One drawback of the CPI is the time lag associated with the basket of goods included within the CPI. The basket of goods is determined by surveys the Bureau of Labor Statistics conducts to understand what products consumers are purchasing. There is generally a lag of about three years from the survey to when the basket of goods used in the Index is updated. This can be meaningful as the items consumers are purchasing can change quickly, particularly with rapid change in technology or substituting one good for another.

One other consideration is that the CPI can be volatile as it includes volatile products such as the price of energy (gasoline and natural gas prices can be quite volatile) and food. The Federal Reserve prefers to use a core inflation metric that excludes these volatile goods. The core inflation index the Federal Reserve prefers is the Personal Consumption Expenditures Price Index published by the Bureau of Economic Analysis.

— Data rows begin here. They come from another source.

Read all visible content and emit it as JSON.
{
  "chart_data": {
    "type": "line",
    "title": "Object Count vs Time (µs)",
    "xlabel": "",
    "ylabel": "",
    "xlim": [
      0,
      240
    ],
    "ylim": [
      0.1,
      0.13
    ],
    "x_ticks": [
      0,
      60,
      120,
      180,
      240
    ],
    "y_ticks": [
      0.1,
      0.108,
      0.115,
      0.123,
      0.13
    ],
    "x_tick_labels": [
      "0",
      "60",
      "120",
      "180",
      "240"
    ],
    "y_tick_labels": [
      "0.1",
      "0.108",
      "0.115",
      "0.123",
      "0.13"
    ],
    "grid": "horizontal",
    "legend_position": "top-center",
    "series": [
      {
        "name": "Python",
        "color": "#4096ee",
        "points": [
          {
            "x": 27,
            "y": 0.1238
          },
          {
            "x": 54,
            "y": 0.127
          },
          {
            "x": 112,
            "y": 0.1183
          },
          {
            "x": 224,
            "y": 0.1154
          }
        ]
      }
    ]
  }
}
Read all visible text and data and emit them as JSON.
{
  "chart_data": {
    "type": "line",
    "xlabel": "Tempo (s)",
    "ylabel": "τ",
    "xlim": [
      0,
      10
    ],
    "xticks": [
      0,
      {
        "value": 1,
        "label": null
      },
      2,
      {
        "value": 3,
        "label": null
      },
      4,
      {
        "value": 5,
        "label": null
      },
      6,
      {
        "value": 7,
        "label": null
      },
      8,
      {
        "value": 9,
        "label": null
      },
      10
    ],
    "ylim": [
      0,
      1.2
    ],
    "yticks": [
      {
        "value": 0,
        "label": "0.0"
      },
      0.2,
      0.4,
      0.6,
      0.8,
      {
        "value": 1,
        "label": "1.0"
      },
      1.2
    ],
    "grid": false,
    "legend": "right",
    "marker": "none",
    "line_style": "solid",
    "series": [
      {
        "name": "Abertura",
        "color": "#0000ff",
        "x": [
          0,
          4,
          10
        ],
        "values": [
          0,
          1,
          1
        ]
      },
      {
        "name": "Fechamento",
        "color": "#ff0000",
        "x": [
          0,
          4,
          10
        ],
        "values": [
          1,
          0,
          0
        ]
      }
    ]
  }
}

Overall, the CPI is likely the best measure of the change in prices that consumers actually experience within an economy.”

John Linton, Managing Member and Portfolio Manager, Elbert Capital Management


There are both benefits and issues surrounding the use of the CPI as an accurate measure for inflation. For instance, the basket of goods used for the CPI is based upon purchases from a “typical household”, which is not a representative sample of all households. Thus, it is not an exact science, as it were. Likewise, the CPI can overstate inflation if it factors goods and services that consumers are using less of due to price increases. Substitution influences the weighting on the market basket, consequently resulting in a lower CPI. In addition, the basket of goods does not always factor the expenditure of new products that people regularly use. Consumption trends take time to be accounted for.

In essence, we are faced with a decision: accept the official CPI numbers provided by the Bureau of Labor Statistics (BLS), or choose alternate measures of inflation, thereby embracing the argument that official figures are inaccurate. Ultimately, whether or not the Consumer Price Index is a valid metric for inflation remains to be seen.